First LEFT JOIN with IS NULL anti-join. Find ICD codes in the codebook (dim_icd) that never appear in fact_diagnoses. Sets up the Hard-tier anti-join intuition behind the M24 data-quality audit.
Codebook utilization audit, follow-up to last quarter's coder training. We added a bunch of codes to dim_icd to support the ED expansion (sepsis, AKI, respiratory failure variants), but I'm hearing the coding team isn't reaching for them. Show me every code in dim_icd that has *zero* rows in fact_diagnoses — those are the codes we trained on but nobody's documenting. Just code, description, and body system. Sort by code. If the list is short we can run targeted refreshers; if it's long we have a documentation problem, not a knowledge problem.
| Column | Type | Key |
|---|---|---|
| icd_code | TEXT | PK |
| icd_description | TEXT | |
| ccsr_category | TEXT | |
| ccsr_description | TEXT | |
| body_system | TEXT | |
| is_chronic | INT | |
| hcc_flag | INT |
| Column | Type | Key |
|---|---|---|
| diagnosis_id | INT | PK |
| encounter_id | INT | FK → fact_encounters |
| icd_code | TEXT | FK → dim_icd |
| dx_type | TEXT | |
| poa_indicator | TEXT | |
| dx_rank | INT |
Each hint you reveal reduces the XP you can earn. Try the query first.

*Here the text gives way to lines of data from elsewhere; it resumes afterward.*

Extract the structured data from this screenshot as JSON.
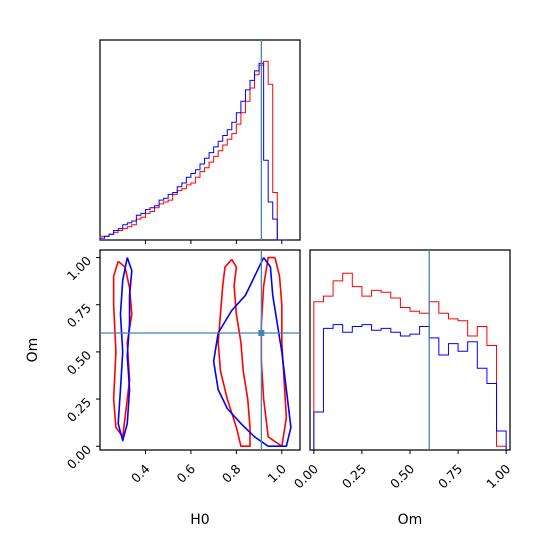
{
  "chart_data": {
    "type": "corner",
    "parameters": [
      "H0",
      "Om"
    ],
    "truths": {
      "H0": 0.91,
      "Om": 0.6
    },
    "colors": {
      "set_a": "#ff0000",
      "set_b": "#0000ff",
      "truth": "#4682b4"
    },
    "grid": false,
    "panels": [
      {
        "id": "hist-H0",
        "type": "histogram",
        "xlabel": "",
        "xlim": [
          0.2,
          1.08
        ],
        "ylim": [
          0,
          1
        ],
        "xticks": [
          0.4,
          0.6,
          0.8,
          1.0
        ],
        "show_tick_labels": false,
        "bins": [
          0.2,
          0.22,
          0.24,
          0.26,
          0.28,
          0.3,
          0.32,
          0.34,
          0.36,
          0.38,
          0.4,
          0.42,
          0.44,
          0.46,
          0.48,
          0.5,
          0.52,
          0.54,
          0.56,
          0.58,
          0.6,
          0.62,
          0.64,
          0.66,
          0.68,
          0.7,
          0.72,
          0.74,
          0.76,
          0.78,
          0.8,
          0.82,
          0.84,
          0.86,
          0.88,
          0.9,
          0.92,
          0.94,
          0.96,
          0.98,
          1.0,
          1.02
        ],
        "series": [
          {
            "color": "#ff0000",
            "values": [
              0.02,
              0.02,
              0.03,
              0.04,
              0.05,
              0.06,
              0.07,
              0.08,
              0.11,
              0.12,
              0.14,
              0.15,
              0.17,
              0.19,
              0.2,
              0.21,
              0.24,
              0.26,
              0.27,
              0.29,
              0.3,
              0.33,
              0.36,
              0.38,
              0.41,
              0.44,
              0.47,
              0.5,
              0.53,
              0.56,
              0.61,
              0.67,
              0.73,
              0.8,
              0.87,
              0.92,
              0.94,
              0.82,
              0.25,
              0.0,
              0.0
            ]
          },
          {
            "color": "#0000ff",
            "values": [
              0.01,
              0.02,
              0.03,
              0.05,
              0.06,
              0.08,
              0.09,
              0.1,
              0.13,
              0.14,
              0.16,
              0.17,
              0.18,
              0.21,
              0.22,
              0.24,
              0.25,
              0.28,
              0.3,
              0.33,
              0.35,
              0.37,
              0.4,
              0.43,
              0.46,
              0.49,
              0.52,
              0.55,
              0.58,
              0.62,
              0.67,
              0.73,
              0.79,
              0.84,
              0.89,
              0.93,
              0.42,
              0.2,
              0.11,
              0.0,
              0.0
            ]
          }
        ]
      },
      {
        "id": "contour-H0-Om",
        "type": "contour",
        "xlabel": "H0",
        "ylabel": "Om",
        "xlim": [
          0.2,
          1.08
        ],
        "ylim": [
          -0.02,
          1.04
        ],
        "xticks": [
          0.4,
          0.6,
          0.8,
          1.0
        ],
        "xtick_labels": [
          "0.4",
          "0.6",
          "0.8",
          "1.0"
        ],
        "yticks": [
          0.0,
          0.25,
          0.5,
          0.75,
          1.0
        ],
        "ytick_labels": [
          "0.00",
          "0.25",
          "0.50",
          "0.75",
          "1.00"
        ],
        "contours": [
          {
            "color": "#ff0000",
            "points": [
              [
                0.28,
                0.98
              ],
              [
                0.31,
                0.95
              ],
              [
                0.33,
                0.84
              ],
              [
                0.34,
                0.7
              ],
              [
                0.32,
                0.55
              ],
              [
                0.33,
                0.35
              ],
              [
                0.31,
                0.15
              ],
              [
                0.3,
                0.05
              ],
              [
                0.27,
                0.1
              ],
              [
                0.26,
                0.25
              ],
              [
                0.27,
                0.5
              ],
              [
                0.26,
                0.75
              ],
              [
                0.26,
                0.9
              ],
              [
                0.28,
                0.98
              ]
            ]
          },
          {
            "color": "#ff0000",
            "points": [
              [
                0.78,
                0.99
              ],
              [
                0.8,
                0.95
              ],
              [
                0.79,
                0.85
              ],
              [
                0.8,
                0.7
              ],
              [
                0.82,
                0.55
              ],
              [
                0.83,
                0.4
              ],
              [
                0.85,
                0.25
              ],
              [
                0.86,
                0.1
              ],
              [
                0.86,
                0.0
              ],
              [
                0.82,
                0.0
              ],
              [
                0.8,
                0.1
              ],
              [
                0.76,
                0.25
              ],
              [
                0.73,
                0.4
              ],
              [
                0.72,
                0.55
              ],
              [
                0.73,
                0.7
              ],
              [
                0.74,
                0.85
              ],
              [
                0.75,
                0.95
              ],
              [
                0.78,
                0.99
              ]
            ]
          },
          {
            "color": "#ff0000",
            "points": [
              [
                0.97,
                1.0
              ],
              [
                0.99,
                0.9
              ],
              [
                1.0,
                0.75
              ],
              [
                1.0,
                0.55
              ],
              [
                1.01,
                0.35
              ],
              [
                1.02,
                0.15
              ],
              [
                1.0,
                0.0
              ],
              [
                0.94,
                0.05
              ],
              [
                0.92,
                0.25
              ],
              [
                0.91,
                0.45
              ],
              [
                0.91,
                0.65
              ],
              [
                0.92,
                0.85
              ],
              [
                0.94,
                1.0
              ],
              [
                0.97,
                1.0
              ]
            ]
          },
          {
            "color": "#0000ff",
            "points": [
              [
                0.32,
                1.0
              ],
              [
                0.34,
                0.93
              ],
              [
                0.33,
                0.8
              ],
              [
                0.33,
                0.65
              ],
              [
                0.32,
                0.48
              ],
              [
                0.33,
                0.3
              ],
              [
                0.32,
                0.12
              ],
              [
                0.3,
                0.03
              ],
              [
                0.28,
                0.12
              ],
              [
                0.29,
                0.3
              ],
              [
                0.3,
                0.5
              ],
              [
                0.29,
                0.7
              ],
              [
                0.3,
                0.88
              ],
              [
                0.32,
                1.0
              ]
            ]
          },
          {
            "color": "#0000ff",
            "points": [
              [
                0.92,
                1.0
              ],
              [
                0.95,
                0.95
              ],
              [
                0.96,
                0.8
              ],
              [
                0.98,
                0.65
              ],
              [
                1.0,
                0.5
              ],
              [
                1.02,
                0.3
              ],
              [
                1.04,
                0.1
              ],
              [
                1.02,
                0.0
              ],
              [
                0.94,
                0.0
              ],
              [
                0.88,
                0.05
              ],
              [
                0.82,
                0.12
              ],
              [
                0.76,
                0.2
              ],
              [
                0.72,
                0.3
              ],
              [
                0.7,
                0.45
              ],
              [
                0.72,
                0.6
              ],
              [
                0.78,
                0.72
              ],
              [
                0.84,
                0.8
              ],
              [
                0.88,
                0.9
              ],
              [
                0.92,
                1.0
              ]
            ]
          }
        ]
      },
      {
        "id": "hist-Om",
        "type": "histogram",
        "xlabel": "Om",
        "xlim": [
          -0.02,
          1.02
        ],
        "ylim": [
          0,
          1
        ],
        "xticks": [
          0.0,
          0.25,
          0.5,
          0.75,
          1.0
        ],
        "xtick_labels": [
          "0.00",
          "0.25",
          "0.50",
          "0.75",
          "1.00"
        ],
        "bins": [
          0.0,
          0.05,
          0.1,
          0.15,
          0.2,
          0.25,
          0.3,
          0.35,
          0.4,
          0.45,
          0.5,
          0.55,
          0.6,
          0.65,
          0.7,
          0.75,
          0.8,
          0.85,
          0.9,
          0.95,
          1.0
        ],
        "series": [
          {
            "color": "#ff0000",
            "values": [
              0.78,
              0.81,
              0.89,
              0.93,
              0.86,
              0.81,
              0.84,
              0.83,
              0.8,
              0.75,
              0.73,
              0.72,
              0.78,
              0.72,
              0.69,
              0.68,
              0.6,
              0.65,
              0.55,
              0.02
            ]
          },
          {
            "color": "#0000ff",
            "values": [
              0.2,
              0.64,
              0.66,
              0.62,
              0.65,
              0.66,
              0.63,
              0.64,
              0.62,
              0.6,
              0.61,
              0.65,
              0.59,
              0.5,
              0.56,
              0.52,
              0.57,
              0.43,
              0.35,
              0.1
            ]
          }
        ]
      }
    ]
  }
}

LEFT JOIN dim_icd to fact_diagnoses ON icd_code (NOT INNER JOIN — INNER would only keep codes WITH activity, which is the opposite of what Maya wants).
Filter WHERE fd.icd_code IS NULL — the codes that didn't match any fact_diagnoses row. That's the anti-join idiom.
Three columns: icd_code, icd_description, body_system. ORDER BY icd_code.